With a concerned glance at his own wrist, the pilot finally nodded. “Load up. I want to put some distance between us and that blast.”

Malik climbed into the backseat while the pilot settled behind the stick. In seconds, the engine roared, and the blades cut faster through the air. With a lurch of his stomach, the skids lifted off the asphalt.

Simply breaking physical contact with the island calmed Malik’s hammering heart. He cradled the frozen prize in his lap and stared out the window. Trees dropped away under him. The expanse of the sea spread wide with all the promise of the world.

He allowed a smile to form.

The pilot called back, shouting to be heard. “What’s that smell?”
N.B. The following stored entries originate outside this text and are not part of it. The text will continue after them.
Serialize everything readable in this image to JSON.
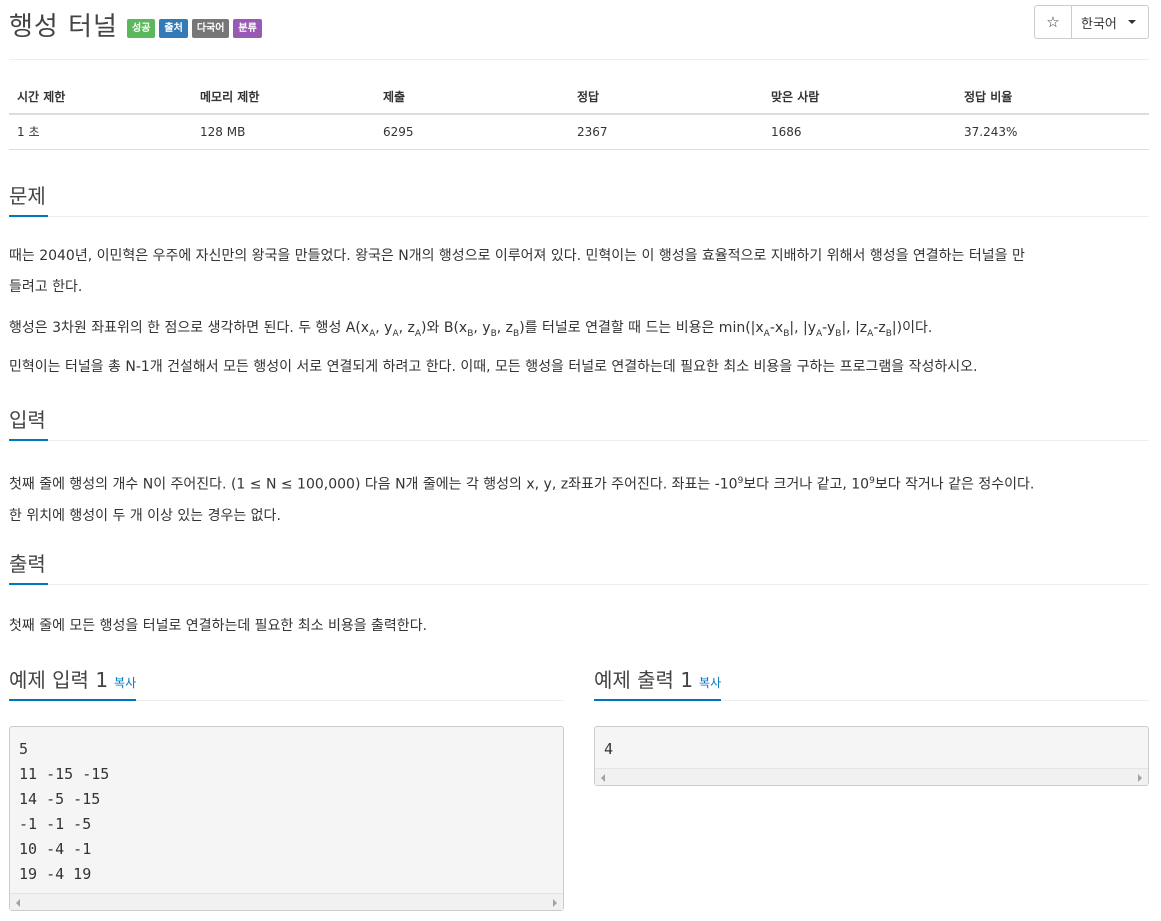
{
  "header": {
    "title": "행성 터널",
    "labels": [
      {
        "text": "성공",
        "color": "#5cb85c"
      },
      {
        "text": "출처",
        "color": "#337ab7"
      },
      {
        "text": "다국어",
        "color": "#777777"
      },
      {
        "text": "분류",
        "color": "#9b59b6"
      }
    ],
    "star_icon": "☆",
    "language": "한국어"
  },
  "stats": {
    "headers": [
      "시간 제한",
      "메모리 제한",
      "제출",
      "정답",
      "맞은 사람",
      "정답 비율"
    ],
    "values": [
      "1 초",
      "128 MB",
      "6295",
      "2367",
      "1686",
      "37.243%"
    ]
  },
  "problem": {
    "heading": "문제",
    "p1_line1": "때는 2040년, 이민혁은 우주에 자신만의 왕국을 만들었다. 왕국은 N개의 행성으로 이루어져 있다. 민혁이는 이 행성을 효율적으로 지배하기 위해서 행성을 연결하는 터널을 만",
    "p1_line2": "들려고 한다.",
    "p2_prefix": "행성은 3차원 좌표위의 한 점으로 생각하면 된다. 두 행성 A(x",
    "p2_suffix": ")이다.",
    "p3": "민혁이는 터널을 총 N-1개 건설해서 모든 행성이 서로 연결되게 하려고 한다. 이때, 모든 행성을 터널로 연결하는데 필요한 최소 비용을 구하는 프로그램을 작성하시오."
  },
  "input": {
    "heading": "입력",
    "line1_a": "첫째 줄에 행성의 개수 N이 주어진다. (1 ≤ N ≤ 100,000) 다음 N개 줄에는 각 행성의 x, y, z좌표가 주어진다. 좌표는 -10",
    "exp": "9",
    "line1_b": "보다 크거나 같고, 10",
    "line1_c": "보다 작거나 같은 정수이다.",
    "line2": "한 위치에 행성이 두 개 이상 있는 경우는 없다."
  },
  "output": {
    "heading": "출력",
    "text": "첫째 줄에 모든 행성을 터널로 연결하는데 필요한 최소 비용을 출력한다."
  },
  "sample_input": {
    "heading": "예제 입력 1",
    "copy": "복사",
    "lines": [
      "5",
      "11 -15 -15",
      "14 -5 -15",
      "-1 -1 -5",
      "10 -4 -1",
      "19 -4 19"
    ]
  },
  "sample_output": {
    "heading": "예제 출력 1",
    "copy": "복사",
    "lines": [
      "4"
    ]
  }
}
Malik didn’t know what he was talking about. He sniffed deeply, fearing a gas leak or maybe smoke. They didn’t have time for a maintenance check.

“What are you carrying?” the pilot yelled. “Smells like an animal took a dump back there!”

Brought to his attention, Malik finally noted a rank smell. He had failed to distinguish it earlier, too accustomed to the odor. He smelled it all the time down in the labs. It got into your clothes, hair, even your pores.

He sniffed at his shirt.

It was freshly laundered.

As he lifted his head the odor grew stronger. It wasn’t coming off him. Fear swamped over him.

He swung around to the small storage space behind his seat. His heart pounded as he peered over the edge of the seat.

A bestial face stared back at him with a savage leer. The creature had crammed itself into the tight space. It must have climbed aboard when the pilot was out smoking. Malik noted the old surgical scars-but also the disk-shaped object strapped to its chest.

A flechette mine.

A year ago, Duncan had tested the blast effect on a male specimen who had dared to punch one of his men. Malik had seen the body afterward. All the flesh had been shredded off the bone-and according to Duncan, the specimen had lived for a full minute afterward.

Horror filled him.

“No,” Malik begged. “Please…”

As the creature smiled coldly, a hand lifted to the center of the mine and pressed the trigger.

LORNA HEARD A distant explosion. At first, she feared it was the island blowing up. But nothing worse transpired.

We should have at least eight minutes, she estimated.

But what were they going to do with those last minutes?

Standing with Jack, she continued to watch the silent war being waged between the children and their elders. She didn’t understand it, but she suspected the two intelligences-one nascent and pure, the other tortured and broken-fought for dominance. Or maybe it was something less brutal, a probing for compatibility. Having grown apart, maybe a merger wasn’t even possible.